25 OCTOBER 2008, Page 31

Banks too risky? Try flying saucers

Neil Collins

Kigm Schlunke would like you to buy a flying saucer. No, honestly, he’s ot a video of it on his mobile, showing one buzzing round his lab in Perth, Australia. See it fly! See it hover! See it land delicately on its little legs! It looks, in other words, like a special effect of the sort that DreamWorks can throw into a movie with scarcely a thought. Yet this flying saucer does not break the laws of physics, and Schlunke, one of those archetypal garrulous Aussies, has actually flown in a larger version which could one day become a flying car.

Well, he says he has, although his phone has so many clips of the unmanned prototype that he can’t find the one with him flying the bigger model. And he hasn’t flown very high, less than two metres off the ground. That’s enough, he says, to get the sensation of flight. Oh, and did I mention that he’s looking for money to develop his flying saucer? Not much: the odd £5 million should do it. A few rich investors would be nice.

By now you’re thinking, what’s a hard-bitten financial journalist doing falling for such an obvious con? Except that it’s not. My engineering is a little rusty, 40 years after leaving Cambridge, but I can see what he’s on about. The guts of the thing is an enclosed radial fan. There’s nothing sticking out, and the machine is more flying doughnut than flying saucer. The fan draws air in from above and pushes it out underneath. The geometry of the fixed blades on the inner ring of the doughnut, and the fan blades on the outside, stop it spinning like a top, as a helicopter would with no tail rotor. It’s inherently stable, and is steered by adjusting the airflow.

Schlunke is a technical whizz. During his 25 years at Orbital Engine, the company developed a more efficient fuel management system for two-stroke engines. The way he tells it, he nearly persuaded the big car-makers to take Orbital’s technology, but four-stroke engines still rule under the bonnet, and the company had to settle for the smaller markets of outboard motors, bikes and snowmobiles.

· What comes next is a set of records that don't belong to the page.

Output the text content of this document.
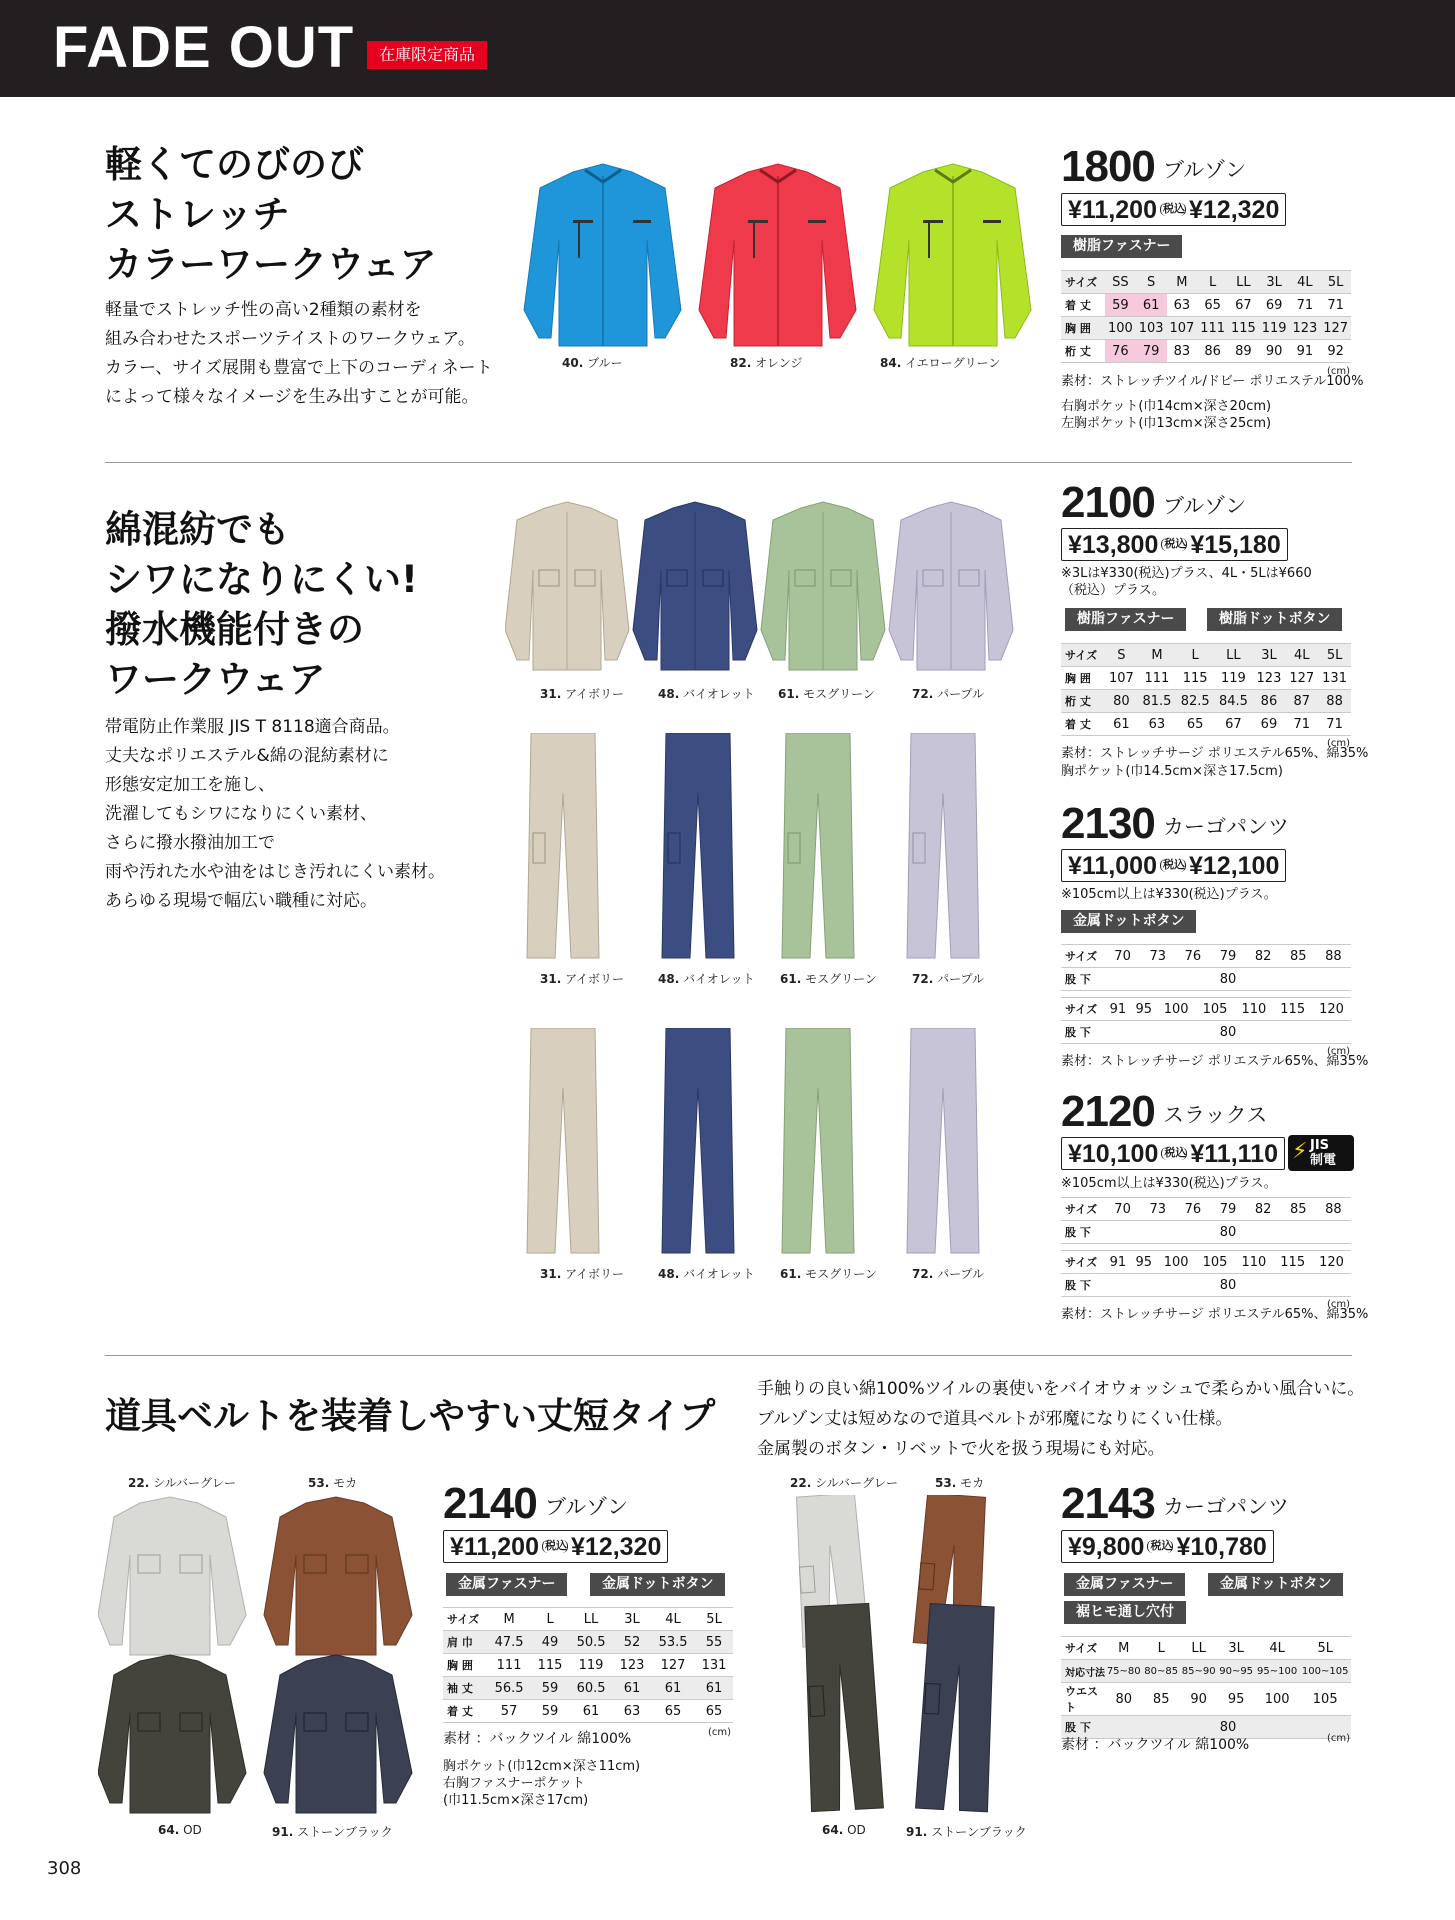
FADE OUT	在庫限定商品
軽くてのびのび
ストレッチ
カラーワークウェア
軽量でストレッチ性の高い2種類の素材を
組み合わせたスポーツテイストのワークウェア。
カラー、サイズ展開も豊富で上下のコーディネート
によって様々なイメージを生み出すことが可能。
40. ブルー	82. オレンジ	84. イエローグリーン
1800 ブルゾン
¥11,200 税込 ¥12,320
樹脂ファスナー
サイズ	SS	S	M	L	LL	3L	4L	5L
着 丈	59	61	63	65	67	69	71	71
胸 囲	100	103	107	111	115	119	123	127
桁 丈	76	79	83	86	89	90	91	92
素材：ストレッチツイル/ドビー ポリエステル100%
(cm)
右胸ポケット(巾14cm×深さ20cm)
左胸ポケット(巾13cm×深さ25cm)
綿混紡でも
シワになりにくい!
撥水機能付きの
ワークウェア
帯電防止作業服 JIS T 8118適合商品。
丈夫なポリエステル&綿の混紡素材に
形態安定加工を施し、
洗濯してもシワになりにくい素材、
さらに撥水撥油加工で
雨や汚れた水や油をはじき汚れにくい素材。
あらゆる現場で幅広い職種に対応。
31. アイボリー	48. バイオレット 61. モスグリーン	72. パープル
31. アイボリー	48. バイオレット 61. モスグリーン	72. パープル
31. アイボリー	48. バイオレット 61. モスグリーン	72. パープル
2100 ブルゾン
¥13,800 税込 ¥15,180
※3Lは¥330(税込)プラス、4L・5Lは¥660
（税込）プラス。
樹脂ファスナー	樹脂ドットボタン
サイズ	S	M	L	LL	3L	4L	5L
胸 囲	107	111	115	119	123	127	131
桁 丈	80	81.5	82.5	84.5	86	87	88
着 丈	61	63	65	67	69	71	71
素材：ストレッチサージ ポリエステル65%、綿35%
(cm)
胸ポケット(巾14.5cm×深さ17.5cm)
2130 カーゴパンツ
¥11,000 税込 ¥12,100
※105cm以上は¥330(税込)プラス。
金属ドットボタン
サイズ	70	73	76	79	82	85	88
股 下	80						
サイズ	91	95	100	105	110	115	120
股 下	80						
素材：ストレッチサージ ポリエステル65%、綿35%
(cm)
2120 スラックス
¥10,100 税込 ¥11,110 ⚡ JIS
制電
※105cm以上は¥330(税込)プラス。
サイズ	70	73	76	79	82	85	88
股 下	80						
サイズ	91	95	100	105	110	115	120
股 下	80						
素材：ストレッチサージ ポリエステル65%、綿35%
(cm)
道具ベルトを装着しやすい丈短タイプ
手触りの良い綿100%ツイルの裏使いをバイオウォッシュで柔らかい風合いに。
ブルゾン丈は短めなので道具ベルトが邪魔になりにくい仕様。
金属製のボタン・リベットで火を扱う現場にも対応。
22. シルバーグレー	53. モカ
64. OD	91. ストーンブラック
2140 ブルゾン
¥11,200 税込 ¥12,320
金属ファスナー	金属ドットボタン
サイズ	M	L	LL	3L	4L	5L
肩 巾	47.5	49	50.5	52	53.5	55
胸 囲	111	115	119	123	127	131
袖 丈	56.5	59	60.5	61	61	61
着 丈	57	59	61	63	65	65
(cm)
素材 ：バックツイル 綿100%
胸ポケット(巾12cm×深さ11cm)
右胸ファスナーポケット
(巾11.5cm×深さ17cm)
22. シルバーグレー	53. モカ
64. OD	91. ストーンブラック
2143 カーゴパンツ
¥9,800 税込 ¥10,780
金属ファスナー	金属ドットボタン
裾ヒモ通し穴付
サイズ	M	L	LL	3L	4L	5L
対応寸法	75~80	80~85	85~90	90~95	95~100	100~105
ウエスト	80	85	90	95	100	105
股 下	80					
(cm)
素材 ：バックツイル 綿100%
308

He now runs Entecho (www.entecho. com.au), and he’s trying again to make big corporations see things his way. He has intrigued the likes of Boeing, Thales and BAE, because there’s nothing quite like his flying doughnut. It offers the distant prospect of city skies filled with flying cars, guided by GPS allied to anticollision technology. They might even be battery-powered, though the journeys would have to be pretty short.

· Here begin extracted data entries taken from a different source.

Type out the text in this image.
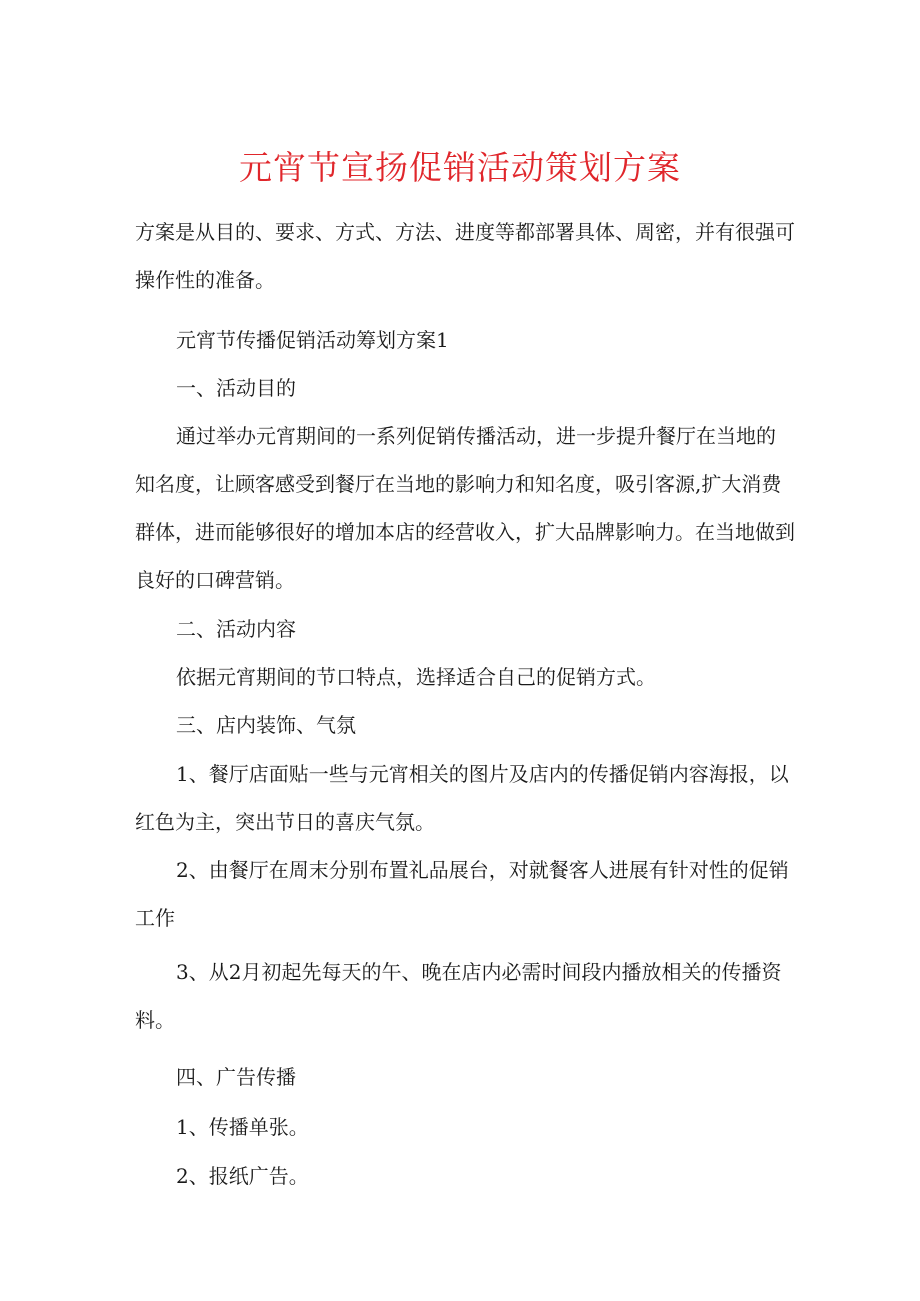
元宵节宣扬促销活动策划方案

方案是从目的、要求、方式、方法、进度等都部署具体、周密，并有很强可操作性的准备。

元宵节传播促销活动筹划方案1

一、活动目的

通过举办元宵期间的一系列促销传播活动，进一步提升餐厅在当地的知名度，让顾客感受到餐厅在当地的影响力和知名度，吸引客源,扩大消费群体，进而能够很好的增加本店的经营收入，扩大品牌影响力。在当地做到良好的口碑营销。

二、活动内容

依据元宵期间的节口特点，选择适合自己的促销方式。

三、店内装饰、气氛

1、餐厅店面贴一些与元宵相关的图片及店内的传播促销内容海报，以红色为主，突出节日的喜庆气氛。

2、由餐厅在周末分别布置礼品展台，对就餐客人进展有针对性的促销工作

3、从2月初起先每天的午、晚在店内必需时间段内播放相关的传播资料。

四、广告传播

1、传播单张。

2、报纸广告。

We are, for better or worse, a decade or two from such a prospect, and even then it might not replace the car. Once the doughnuts get too high for groundeffects to help, fuel consumption is not much better than that of a helicopter — although you could, in theory, fly in a straight line to your destination. Schlunke has instead set his sights on the military; pilotless drones are commonplace now, but his little saucers should be light, robust and able to set down almost anywhere, observing, and quickly buzz off again.

They make much less noise than the current generation of devices which use conventional fans to stay aloft.

There’s also the market for big boys’ toys. Drive a snowmobile off a cliff, and you die. Drive his Hoverpod off a cliff, and you fly — maybe. He’s come a long way on a total investment of £4 million, a third of it from the Australian government, but he’s going to run out of cash in April if no new investors come forward. There’s nothing so vulgar as a prospectus here, far less any idea of when the backers might see a return, but it’s a better bet than the National Lottery, and could hardly be a worse one than buying Royal Bank of Scotland two years ago.

The sum Schlunke is seeking is less than a rounding error in the world of defence budgets, and I’d be amazed if one of the big groups does not swallow the whole thing. That would be a pity, especially for his eager young engineers in Perth, who are paid ‘substantially below commercial rates’ and are more productively employed there than as financial rocket scientists in the City. All he needs is a few rich men with a million quid each. One day he might make them richer still, and even if he doesn’t, just think of being one of the first to drive a flying saucer!